There is no magic solution to the damage that our use of energy inflicts on the earth’s climate, other than conservation. Every other strategy has its downside of unintended consequences. That includes the use of renewable generation technologies.
There is a growing push from US utilities to flatten out block or multi-tiered electricity rates to buffer themselves from losses from net metering. Obviously this is a smaller issue in Canada, including here in BC with our limited potential for distributed solar, but presumably the trend in rate design will tend to spill across jurisdictions, given the way that regulators and the experts they rely upon tend to drink each other’s bathwater.
Here’s an interesting article by an American academic describing the problem.
If you haven’t read it already, I highly recommend the linked article in Der Spiegel about the problems stemming from Germany’s extreme deregulation of renewable generation (aka “feed-in tariff”). This has been disguised as a politically progressive concept.

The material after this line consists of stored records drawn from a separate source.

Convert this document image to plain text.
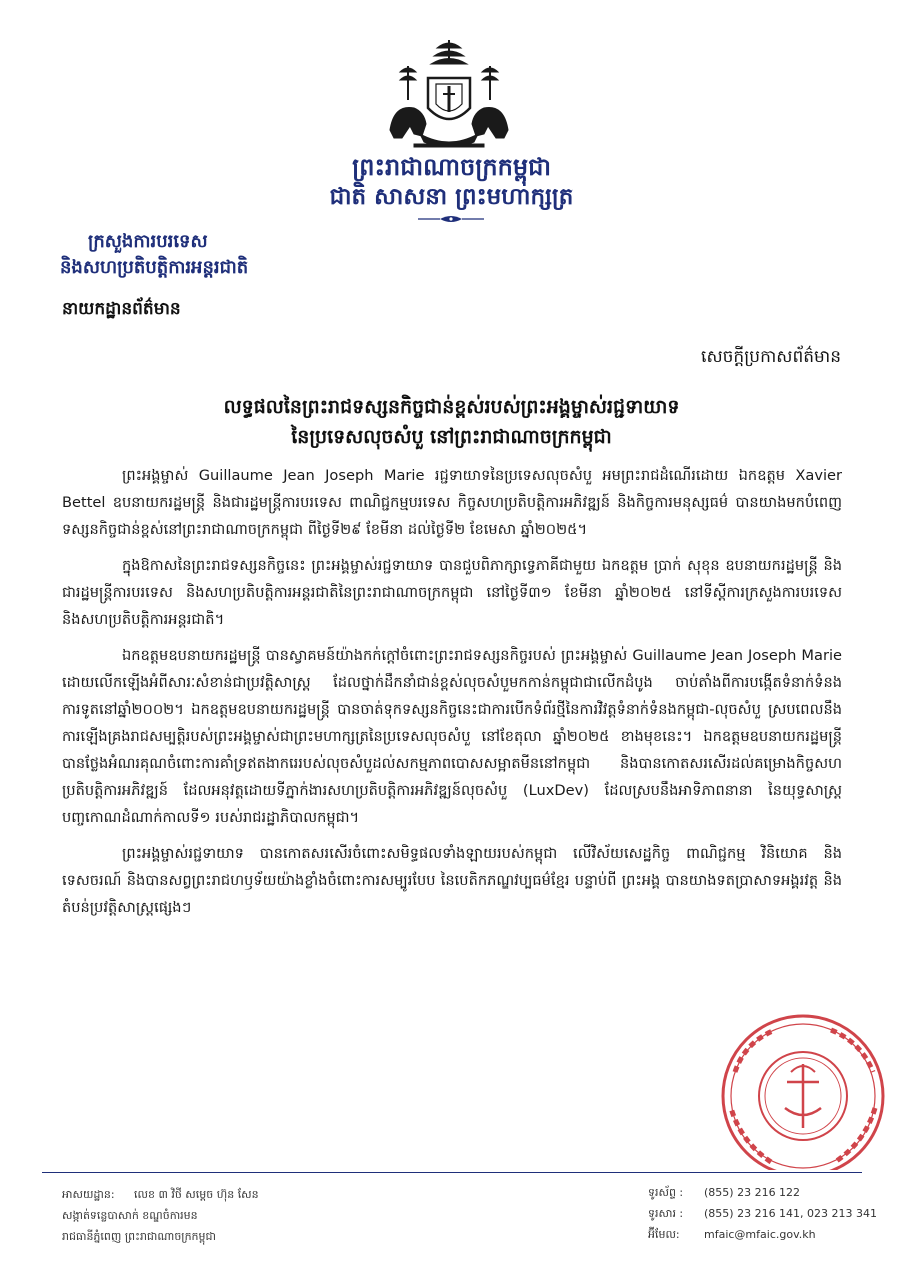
ព្រះរាជាណាចក្រកម្ពុជា
ជាតិ សាសនា ព្រះមហាក្សត្រ
ក្រសួងការបរទេស
និងសហប្រតិបត្តិការអន្តរជាតិ
នាយកដ្ឋានព័ត៌មាន
សេចក្ដីប្រកាសព័ត៌មាន
លទ្ធផលនៃព្រះរាជទស្សនកិច្ចជាន់ខ្ពស់របស់ព្រះអង្គម្ចាស់រជ្ជទាយាទ
នៃប្រទេសលុចសំបួ នៅព្រះរាជាណាចក្រកម្ពុជា

ព្រះអង្គម្ចាស់ Guillaume Jean Joseph Marie រជ្ជទាយាទនៃប្រទេសលុចសំបួ អមព្រះរាជដំណើរដោយ ឯកឧត្តម Xavier Bettel ឧបនាយករដ្ឋមន្ត្រី និងជារដ្ឋមន្ត្រីការបរទេស ពាណិជ្ជកម្មបរទេស កិច្ចសហប្រតិបត្តិការអភិវឌ្ឍន៍ និងកិច្ចការមនុស្សធម៌ បានយាងមកបំពេញទស្សនកិច្ចជាន់ខ្ពស់នៅព្រះរាជាណាចក្រកម្ពុជា ពីថ្ងៃទី២៩ ខែមីនា ដល់ថ្ងៃទី២ ខែមេសា ឆ្នាំ២០២៥។

ក្នុងឱកាសនៃព្រះរាជទស្សនកិច្ចនេះ ព្រះអង្គម្ចាស់រជ្ជទាយាទ បានជួបពិភាក្សាទ្វេភាគីជាមួយ ឯកឧត្តម ប្រាក់ សុខុន ឧបនាយករដ្ឋមន្ត្រី និងជារដ្ឋមន្ត្រីការបរទេស និងសហប្រតិបត្តិការអន្តរជាតិនៃព្រះរាជាណាចក្រកម្ពុជា នៅថ្ងៃទី៣១ ខែមីនា ឆ្នាំ២០២៥ នៅទីស្ដីការក្រសួងការបរទេស និងសហប្រតិបត្តិការអន្តរជាតិ។

ឯកឧត្តមឧបនាយករដ្ឋមន្ត្រី បានស្វាគមន៍យ៉ាងកក់ក្ដៅចំពោះព្រះរាជទស្សនកិច្ចរបស់ ព្រះអង្គម្ចាស់ Guillaume Jean Joseph Marie ដោយលើកឡើងអំពីសារៈសំខាន់ជាប្រវត្តិសាស្ត្រ ដែលថ្នាក់ដឹកនាំជាន់ខ្ពស់លុចសំបួមកកាន់កម្ពុជាជាលើកដំបូង ចាប់តាំងពីការបង្កើតទំនាក់ទំនងការទូតនៅឆ្នាំ២០០២។ ឯកឧត្តមឧបនាយករដ្ឋមន្ត្រី បានចាត់ទុកទស្សនកិច្ចនេះជាការបើកទំព័រថ្មីនៃការវិវត្តទំនាក់ទំនងកម្ពុជា-លុចសំបួ ស្របពេលនឹងការឡើងគ្រងរាជសម្បត្តិរបស់ព្រះអង្គម្ចាស់ជាព្រះមហាក្សត្រនៃប្រទេសលុចសំបួ នៅខែតុលា ឆ្នាំ២០២៥ ខាងមុខនេះ។ ឯកឧត្តមឧបនាយករដ្ឋមន្ត្រី បានថ្លែងអំណរគុណចំពោះការគាំទ្រឥតងាករេរបស់លុចសំបួដល់សកម្មភាពបោសសម្អាតមីននៅកម្ពុជា និងបានកោតសរសើរដល់គម្រោងកិច្ចសហប្រតិបត្តិការអភិវឌ្ឍន៍ ដែលអនុវត្តដោយទីភ្នាក់ងារសហប្រតិបត្តិការអភិវឌ្ឍន៍លុចសំបួ (LuxDev) ដែលស្របនឹងអាទិភាពនានា នៃយុទ្ធសាស្ត្របញ្ចកោណដំណាក់កាលទី១ របស់រាជរដ្ឋាភិបាលកម្ពុជា។

ព្រះអង្គម្ចាស់រជ្ជទាយាទ បានកោតសរសើរចំពោះសមិទ្ធផលទាំងឡាយរបស់កម្ពុជា លើវិស័យសេដ្ឋកិច្ច ពាណិជ្ជកម្ម វិនិយោគ និងទេសចរណ៍ និងបានសព្វព្រះរាជហឫទ័យយ៉ាងខ្លាំងចំពោះការសម្បូរបែប នៃបេតិកភណ្ឌវប្បធម៌ខ្មែរ បន្ទាប់ពី ព្រះអង្គ បានយាងទតប្រាសាទអង្គរវត្ត និងតំបន់ប្រវត្តិសាស្ត្រផ្សេងៗ

អាសយដ្ឋាន: លេខ ៣ វិថី សម្ដេច ហ៊ុន សែន
សង្កាត់ទន្លេបាសាក់ ខណ្ឌចំការមន
រាជធានីភ្នំពេញ ព្រះរាជាណាចក្រកម្ពុជា
ទូរស័ព្ទ : (855) 23 216 122
ទូរសារ : (855) 23 216 141, 023 213 341
អ៊ីមែល: mfaic@mfaic.gov.kh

There is a hidden carbon content in solar/wind/etc. That is the increased need for dispatchable (mainly thermal) generation that can be cranked up or down at will to fill the gaps when the wind stops blowing or the sun stops shining, to “firm up” the flow of electricity through the system. The very inefficient way these thermal plants have to run, constantly revving up and down with fluctuations in renewable supply, makes their emissions far worse than if they were running more constantly.
The German feed-in tariff has magnified this problem enormously because of its destruction of the planning process for the development of the grid. Anyone who wants to can add a photo-voltaic generator, wind turbine, or whatever, and the system has no choice but to absorb it and smooth out the peaks and troughs that result from the intermittency of these sources of supply. They also produce extreme distortions in cost, including negative pricing of electricity (where the utility and its customers have to pay someone else to take surplus power off their hands. Intermittent “green” power can be a serious financial liability). This is increasing the rate of “energy poverty” – households whose ability to meet their cost of food, shelter and other necessities is put at risk because of soaring energy costs.
The net impact of the feed-in tariff has actually been an increase in GHG emissions from electrical generation in Germany, while impoverishing consumers in favour of IPPs.